As I read Justice Dethmers’ opinion, he implies that Mitcham v. City of Detroit, 355 Mich 182, held that, by cross-appealing from the trial court’s failure to grant its motion for directed verdict at the conclusion of plaintiff’s proofs, defendant preserved “its right to have the matter judged in this Court as of the time and state of the record when that first motion had been made.” It is quite true that the opinion signed by Justice Dethmers in that case so said, but that opinion was not the opinion of a majority of this Court. On the other hand, Mr. Justice Voelker’s majority opinion in Mitcham, describing *12the case as one in which onr version of the doctrine of res ipsa loquitur applied, held that defendant’s proofs, offered after denial of its motion for directed verdict, were subject to careful judicial scrutiny upon later renewal of defendant’s motion for directed verdict and upon this Court’s review. Mitcham v. City of Detroit, supra, pp 192, 193.
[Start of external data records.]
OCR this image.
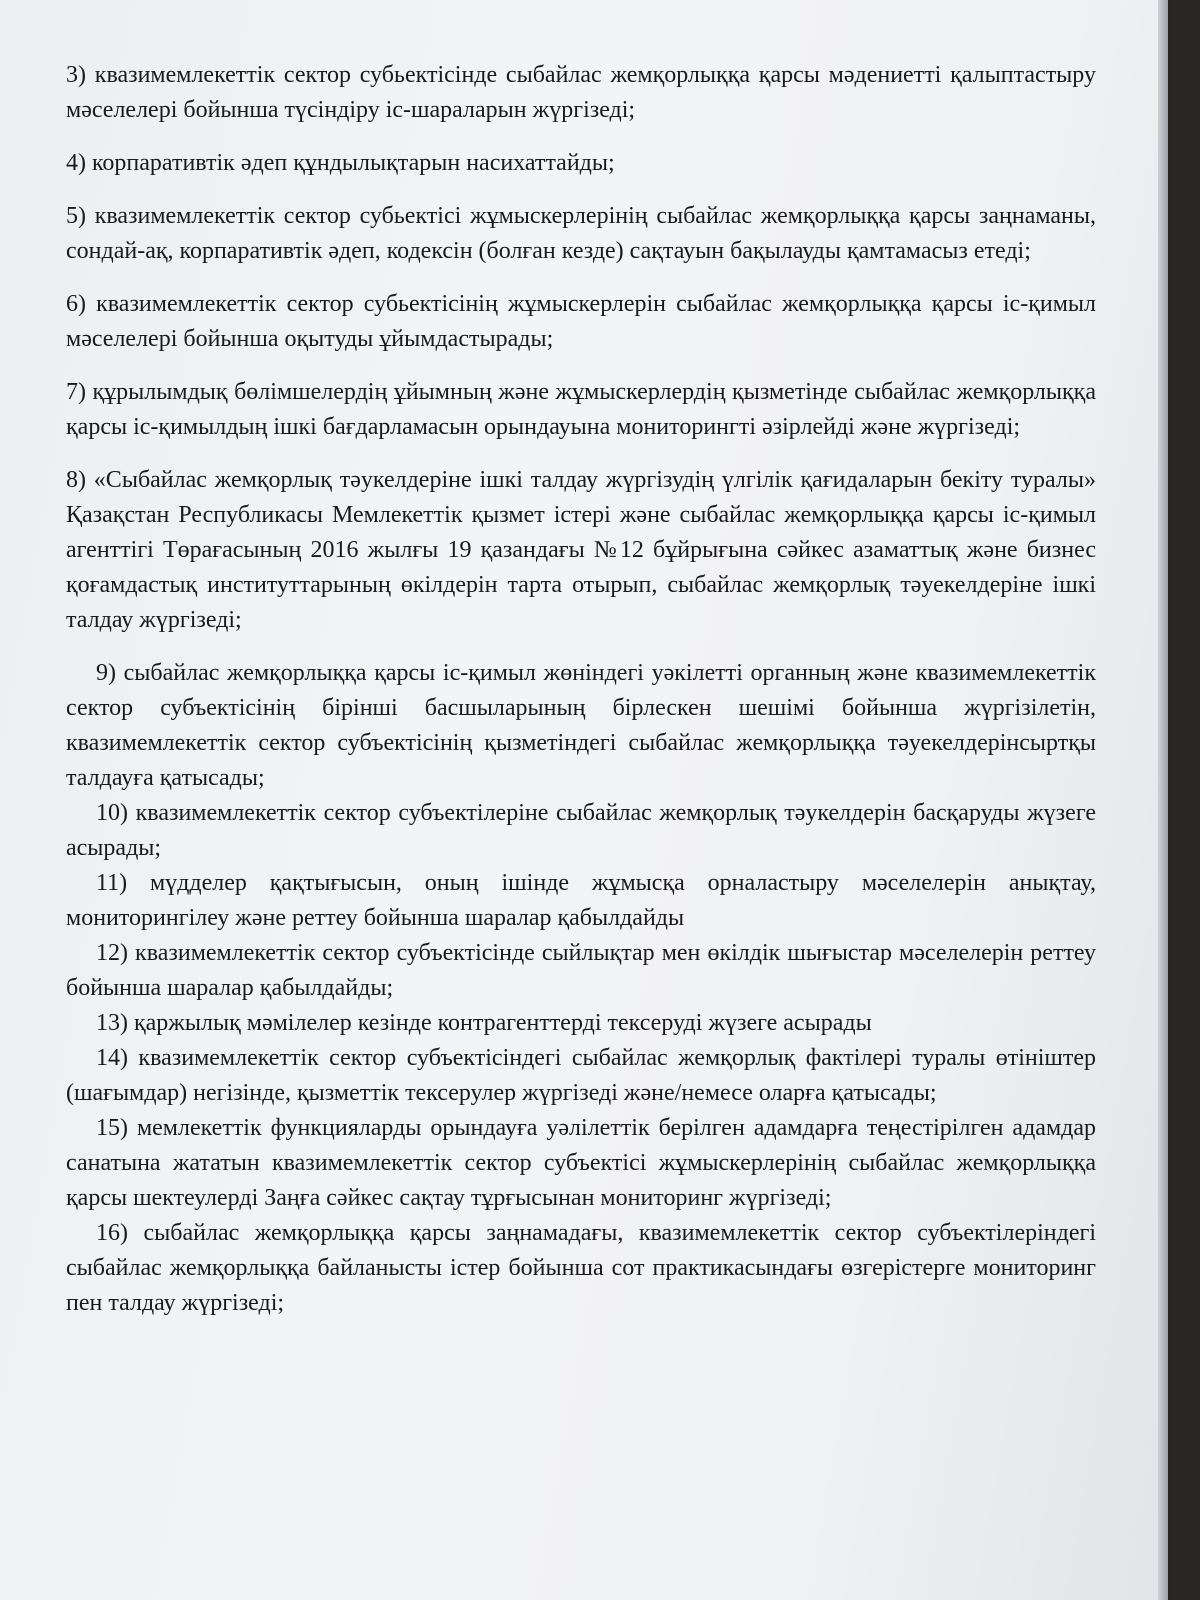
3) квазимемлекеттік сектор субьектісінде сыбайлас жемқорлыққа қарсы мәдениетті қалыптастыру мәселелері бойынша түсіндіру іс-шараларын жүргізеді;

4) корпаративтік әдеп құндылықтарын насихаттайды;

5) квазимемлекеттік сектор субьектісі жұмыскерлерінің сыбайлас жемқорлыққа қарсы заңнаманы, сондай-ақ, корпаративтік әдеп, кодексін (болған кезде) сақтауын бақылауды қамтамасыз етеді;

6) квазимемлекеттік сектор субьектісінің жұмыскерлерін сыбайлас жемқорлыққа қарсы іс-қимыл мәселелері бойынша оқытуды ұйымдастырады;

7) құрылымдық бөлімшелердің ұйымның және жұмыскерлердің қызметінде сыбайлас жемқорлыққа қарсы іс-қимылдың ішкі бағдарламасын орындауына мониторингті әзірлейді және жүргізеді;

8) «Сыбайлас жемқорлық тәукелдеріне ішкі талдау жүргізудің үлгілік қағидаларын бекіту туралы» Қазақстан Республикасы Мемлекеттік қызмет істері және сыбайлас жемқорлыққа қарсы іс-қимыл агенттігі Төрағасының 2016 жылғы 19 қазандағы №12 бұйрығына сәйкес азаматтық және бизнес қоғамдастық институттарының өкілдерін тарта отырып, сыбайлас жемқорлық тәуекелдеріне ішкі талдау жүргізеді;

9) сыбайлас жемқорлыққа қарсы іс-қимыл жөніндегі уәкілетті органның және квазимемлекеттік сектор субъектісінің бірінші басшыларының бірлескен шешімі бойынша жүргізілетін, квазимемлекеттік сектор субъектісінің қызметіндегі сыбайлас жемқорлыққа тәуекелдерінсыртқы талдауға қатысады;

10) квазимемлекеттік сектор субъектілеріне сыбайлас жемқорлық тәукелдерін басқаруды жүзеге асырады;

11) мүдделер қақтығысын, оның ішінде жұмысқа орналастыру мәселелерін анықтау, мониторингілеу және реттеу бойынша шаралар қабылдайды

12) квазимемлекеттік сектор субъектісінде сыйлықтар мен өкілдік шығыстар мәселелерін реттеу бойынша шаралар қабылдайды;

13) қаржылық мәмілелер кезінде контрагенттерді тексеруді жүзеге асырады

14) квазимемлекеттік сектор субъектісіндегі сыбайлас жемқорлық фактілері туралы өтініштер (шағымдар) негізінде, қызметтік тексерулер жүргізеді және/немесе оларға қатысады;

15) мемлекеттік функцияларды орындауға уәлілеттік берілген адамдарға теңестірілген адамдар санатына жататын квазимемлекеттік сектор субъектісі жұмыскерлерінің сыбайлас жемқорлыққа қарсы шектеулерді Заңға сәйкес сақтау тұрғысынан мониторинг жүргізеді;

16) сыбайлас жемқорлыққа қарсы заңнамадағы, квазимемлекеттік сектор субъектілеріндегі сыбайлас жемқорлыққа байланысты істер бойынша сот практикасындағы өзгерістерге мониторинг пен талдау жүргізеді;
Granting that my difficulty with Justice Dethmers’ opinion goes to a collateral issue not essential to decision in this case, I deem it important to express my disapproval of what I consider to be an unwarranted modification of the salutary rule a majority of this Court so recently reaffirmed.
Subject to the foregoing, I concur in reversal and remand for entry of judgment for plaintiff on the jury’s verdict. Costs to plaintiff.
Black, Kavanagh, and Smith, JJ., concurred with Souris, J.
O’Hara, J., took no part in the decision of this case.